The partners will each acquire a number of the ordinary shares in company B.
The existing partnership will cease to exist after the transfer.
Relevant legislative provisions
Income Tax Assessment Act 1997 subdivision 122-B
Income Tax Assessment Act 1997 subsection 122-130(1)
Reasons for decision
Under subdivision 122-B of the ITAA 1997, partners in a partnership can obtain a rollover on transferring a CGT asset, or all the assets of a business, to a company.
Under subsection 122-130(1) of the ITAA 1997 in consideration, the partners must only receive:
• shares in the company; or
• for a disposal of their interests in a CGT asset, or in all the assets of a business, to the company - shares in the company and the company undertaking to discharge one or more liabilities in respect of their interests.
The shares cannot be redeemable shares. The market value of the shares each partner receives for the trigger event happening must be substantially the same as the market value of the interests in the asset or assets the partner disposed of, less any liabilities the company undertakes to discharge in respect of the interests in the asset or assets.
Subsection 122-135(1) of the ITAA 1997 requires the partners to own all the shares in the company just after the time of the trigger event. Each partner must own the shares the partner received for the trigger event happening in the same capacity that the partner:
• owned the partner's interests in the assets that the company now owns; or
• participated in the creation of the asset in the company.
Note that if a partner's interest were owned as trustee, the partner must receive shares as trustee.
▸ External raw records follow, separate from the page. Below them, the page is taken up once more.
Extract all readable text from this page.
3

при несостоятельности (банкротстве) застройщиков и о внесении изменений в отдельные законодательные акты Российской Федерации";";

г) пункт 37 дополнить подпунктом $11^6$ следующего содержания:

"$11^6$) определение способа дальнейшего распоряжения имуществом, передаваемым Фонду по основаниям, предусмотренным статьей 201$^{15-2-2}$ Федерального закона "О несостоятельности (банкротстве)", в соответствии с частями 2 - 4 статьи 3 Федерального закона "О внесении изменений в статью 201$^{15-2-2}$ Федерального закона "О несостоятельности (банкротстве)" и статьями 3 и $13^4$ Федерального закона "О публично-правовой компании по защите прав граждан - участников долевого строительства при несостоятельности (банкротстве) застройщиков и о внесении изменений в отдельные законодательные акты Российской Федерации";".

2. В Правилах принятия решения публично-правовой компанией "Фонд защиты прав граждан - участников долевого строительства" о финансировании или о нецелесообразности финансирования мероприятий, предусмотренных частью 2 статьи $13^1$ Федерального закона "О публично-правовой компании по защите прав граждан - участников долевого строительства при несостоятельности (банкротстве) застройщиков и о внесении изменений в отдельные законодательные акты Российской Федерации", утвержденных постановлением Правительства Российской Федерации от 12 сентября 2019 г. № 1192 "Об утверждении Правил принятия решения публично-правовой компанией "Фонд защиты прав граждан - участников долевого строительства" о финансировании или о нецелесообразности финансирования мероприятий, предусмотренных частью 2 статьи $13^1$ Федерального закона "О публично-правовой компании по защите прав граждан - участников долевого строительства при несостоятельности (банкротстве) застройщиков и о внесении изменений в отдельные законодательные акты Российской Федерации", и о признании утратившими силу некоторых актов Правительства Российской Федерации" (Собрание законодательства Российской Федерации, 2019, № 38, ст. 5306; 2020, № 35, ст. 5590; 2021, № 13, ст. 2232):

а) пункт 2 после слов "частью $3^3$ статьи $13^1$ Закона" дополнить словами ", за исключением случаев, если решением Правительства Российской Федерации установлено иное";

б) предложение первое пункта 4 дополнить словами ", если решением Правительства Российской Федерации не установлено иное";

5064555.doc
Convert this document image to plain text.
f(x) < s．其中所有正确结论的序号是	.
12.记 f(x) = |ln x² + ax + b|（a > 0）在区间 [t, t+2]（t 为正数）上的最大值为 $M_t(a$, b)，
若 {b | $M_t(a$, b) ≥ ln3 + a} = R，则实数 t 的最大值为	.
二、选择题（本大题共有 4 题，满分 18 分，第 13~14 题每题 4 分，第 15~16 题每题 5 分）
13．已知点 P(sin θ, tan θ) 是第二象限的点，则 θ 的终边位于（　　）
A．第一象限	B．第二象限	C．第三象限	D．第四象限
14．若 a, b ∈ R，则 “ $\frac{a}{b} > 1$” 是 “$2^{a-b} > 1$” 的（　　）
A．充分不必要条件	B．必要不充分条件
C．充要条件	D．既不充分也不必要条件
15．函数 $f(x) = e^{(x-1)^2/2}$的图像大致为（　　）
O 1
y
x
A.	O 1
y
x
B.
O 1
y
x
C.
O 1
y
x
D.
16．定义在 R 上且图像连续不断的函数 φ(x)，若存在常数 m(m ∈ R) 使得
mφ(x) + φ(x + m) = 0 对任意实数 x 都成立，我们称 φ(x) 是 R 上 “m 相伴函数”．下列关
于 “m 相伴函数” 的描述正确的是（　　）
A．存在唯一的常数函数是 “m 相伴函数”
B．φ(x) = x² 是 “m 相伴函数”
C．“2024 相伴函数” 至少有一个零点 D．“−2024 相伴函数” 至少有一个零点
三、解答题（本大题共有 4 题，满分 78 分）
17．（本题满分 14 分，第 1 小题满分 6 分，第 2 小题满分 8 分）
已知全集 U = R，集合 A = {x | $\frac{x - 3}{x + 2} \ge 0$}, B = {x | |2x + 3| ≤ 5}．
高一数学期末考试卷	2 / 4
Application to your circumstances
In this case, the assets of the partnership will be transferred to a company A. The partners will not hold any shares in this company A. Instead they will each acquire an interest in another company which in turn holds the shares in company A.
The legislation requires the partners receive shares in the company that acquires the asset or assets of the partnership. In this case, the partners are not receiving any shares. Instead they are acquiring an interest in an entity that holds all the shares in company A. As such, the conditions for the same asset rollover have not been satisfied.